Bescheidenes Mitgliederwachstum
Das Phänomen lässt sich vielerorten beobachten: Das Vertrauen in Gewerkschaften ist verglichen mit dem zu anderen Institutionen wie Medien, Parteien, Staat, teilweise selbst den Kirchen (mit Ausnahme der ehemaligen und aktuellen staatssozialistischen Gesellschaften) traditionell sehr hoch, in entsprechenden Mitgliederzahlen schlägt sich das jedoch nicht nieder. Das relative Mitgliederhoch der DGB-Gewerkschaften lässt sich denn auch reduzieren auf 193 000 neue Verdi-Mitglieder sowie Zuwächse bei GEW, NGG und der Gewerkschaft der Polizei (GdP).
Verdi profitiert von den Arbeitskämpfen 2023, als im Einzelhandel, bei der Post und im öffentlichen Dienst gestreikt wurde, sowie von den Organizing-Bemühungen der Initiativen für einen studentischen Tarifvertrag (TVStud) und der Krankenhaus-Kampagne in Nordrhein-Westfalen 2022. So sind 50 000 der neuen Verdi-Mitglieder unter 28 Jahre alt. Der GdP, die aufgrund des Beamtenstatus und der Struktur der Polizei kaum klassisch gewerkschaftlich tätig ist, kommen der Ausbau des Polizeiapparats und ihre Funktion als Berufsstandslobby zugute.
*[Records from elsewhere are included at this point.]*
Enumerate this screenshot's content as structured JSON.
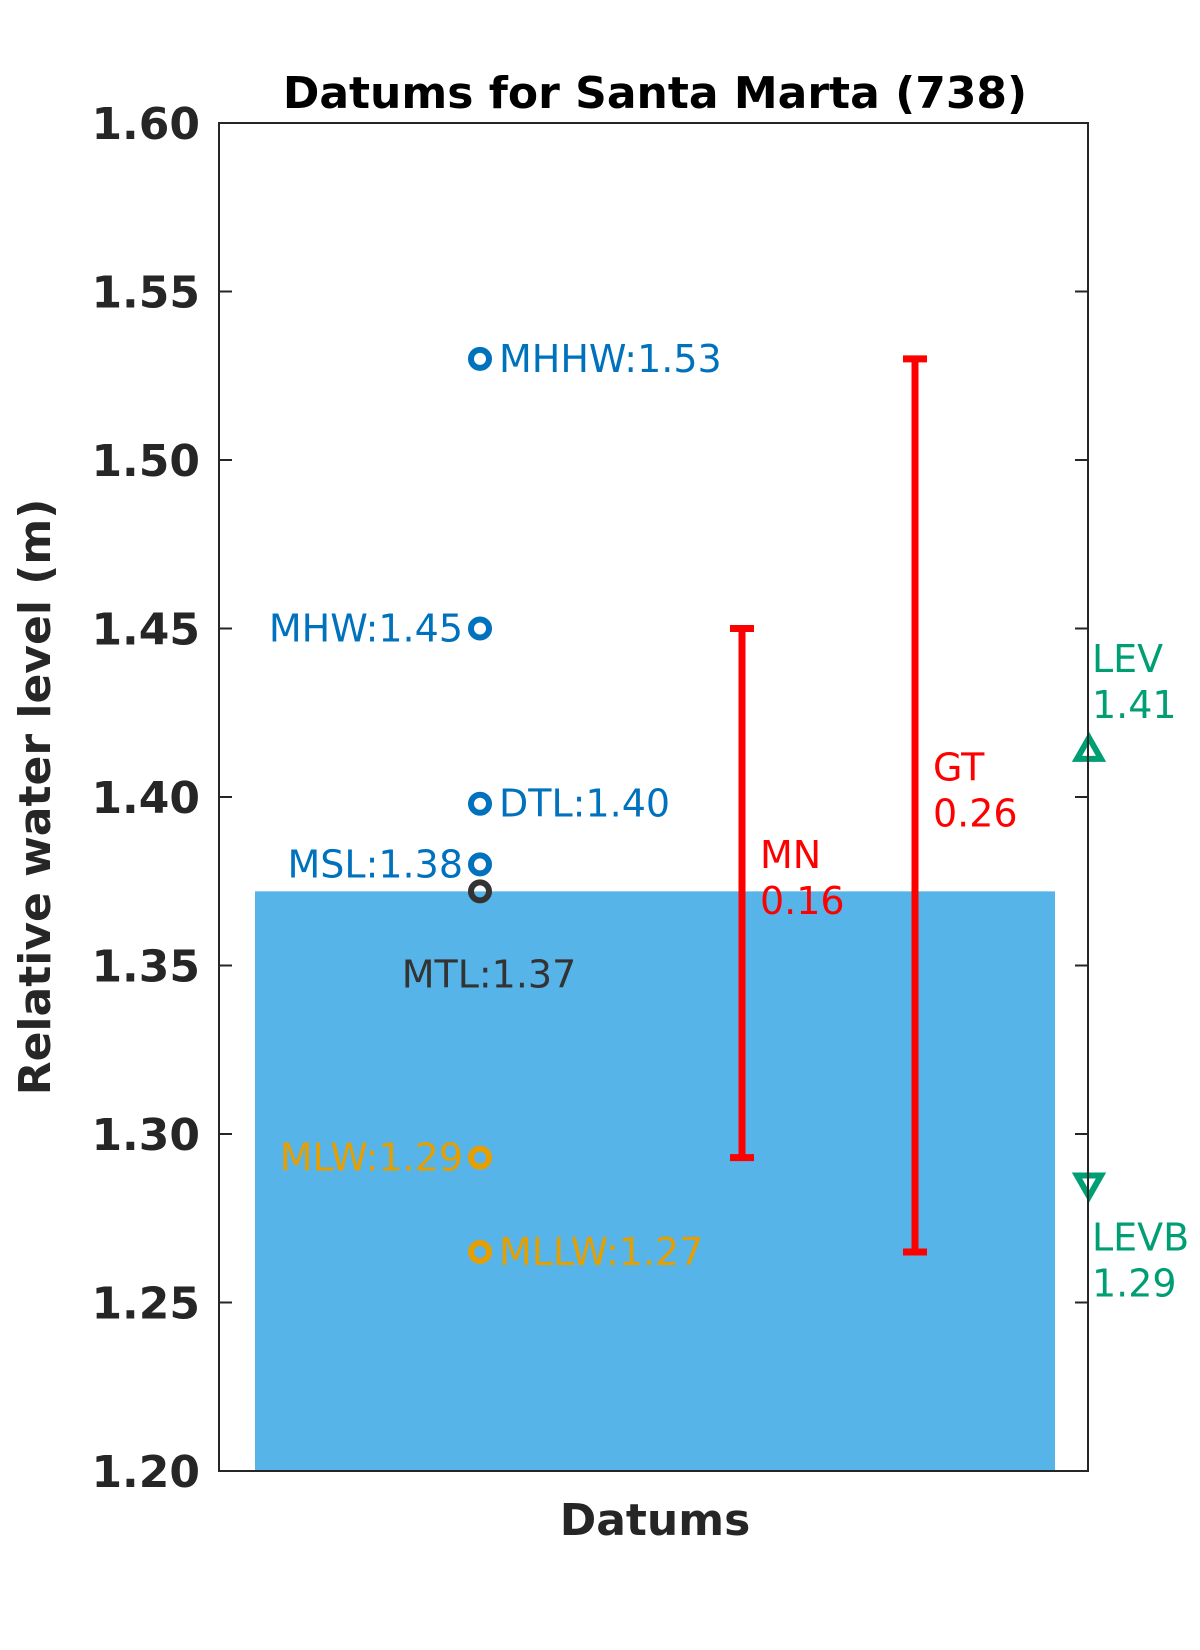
{
  "chart_data": {
    "type": "scatter",
    "title": "Datums for Santa Marta (738)",
    "xlabel": "Datums",
    "ylabel": "Relative water level (m)",
    "ylim": [
      1.2,
      1.6
    ],
    "yticks": [
      "1.20",
      "1.25",
      "1.30",
      "1.35",
      "1.40",
      "1.45",
      "1.50",
      "1.55",
      "1.60"
    ],
    "grid": false,
    "water_level_fill": {
      "value": 1.372,
      "color": "#56B4E9"
    },
    "datums": [
      {
        "name": "MHHW",
        "value": 1.53,
        "label": "MHHW:1.53",
        "color": "#0072BD",
        "label_side": "right"
      },
      {
        "name": "MHW",
        "value": 1.45,
        "label": "MHW:1.45",
        "color": "#0072BD",
        "label_side": "left"
      },
      {
        "name": "DTL",
        "value": 1.398,
        "label": "DTL:1.40",
        "color": "#0072BD",
        "label_side": "right"
      },
      {
        "name": "MSL",
        "value": 1.38,
        "label": "MSL:1.38",
        "color": "#0072BD",
        "label_side": "left"
      },
      {
        "name": "MTL",
        "value": 1.372,
        "label": "MTL:1.37",
        "color": "#333333",
        "label_side": "below"
      },
      {
        "name": "MLW",
        "value": 1.293,
        "label": "MLW:1.29",
        "color": "#E69F00",
        "label_side": "left"
      },
      {
        "name": "MLLW",
        "value": 1.265,
        "label": "MLLW:1.27",
        "color": "#E69F00",
        "label_side": "right"
      }
    ],
    "ranges": [
      {
        "name": "MN",
        "low": 1.293,
        "high": 1.45,
        "label_name": "MN",
        "label_value": "0.16",
        "color": "#FF0000"
      },
      {
        "name": "GT",
        "low": 1.265,
        "high": 1.53,
        "label_name": "GT",
        "label_value": "0.26",
        "color": "#FF0000"
      }
    ],
    "extremes": [
      {
        "name": "LEV",
        "value": 1.414,
        "label_name": "LEV",
        "label_value": "1.41",
        "marker": "triangle-up",
        "color": "#009E73"
      },
      {
        "name": "LEVB",
        "value": 1.285,
        "label_name": "LEVB",
        "label_value": "1.29",
        "marker": "triangle-down",
        "color": "#009E73"
      }
    ]
  }
}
Ihre autoritären und konservativen Verlautbarungen sowie ihre Relativierungen der Polizeigewalt dürften ebenfalls zum Wachstum der GdP beitragen. Diese Mitgliedergewinne kompensieren die Verluste der anderen Gewerkschaften.
Doch Mitgliederzahlen sind das eine. Weit wichtiger sind die Kerntätigkeiten der Gewerkschaften sowie ihre Erfolge, kurz die Tarifrunden, Streiks und deren unmittelbare Auswirkungen. Auch hier lässt sich zunächst konstatieren: Die Gewerkschaften haben angesichts historisch hoher Inflationswerte entsprechend hohe, teilweise zweistellige Lohnerhöhungsforderungen gestellt, und das nicht selten erfolgreich. 3000 Euro Inflationsprämie, eine Nettosumme ohne entsprechende Garantien für beständige Löhne und Sozialund Gesundheitsabsicherung, sind tarifpolitisch zwar bedenklich, sorgen aber für Mitgliederzufriedenheit.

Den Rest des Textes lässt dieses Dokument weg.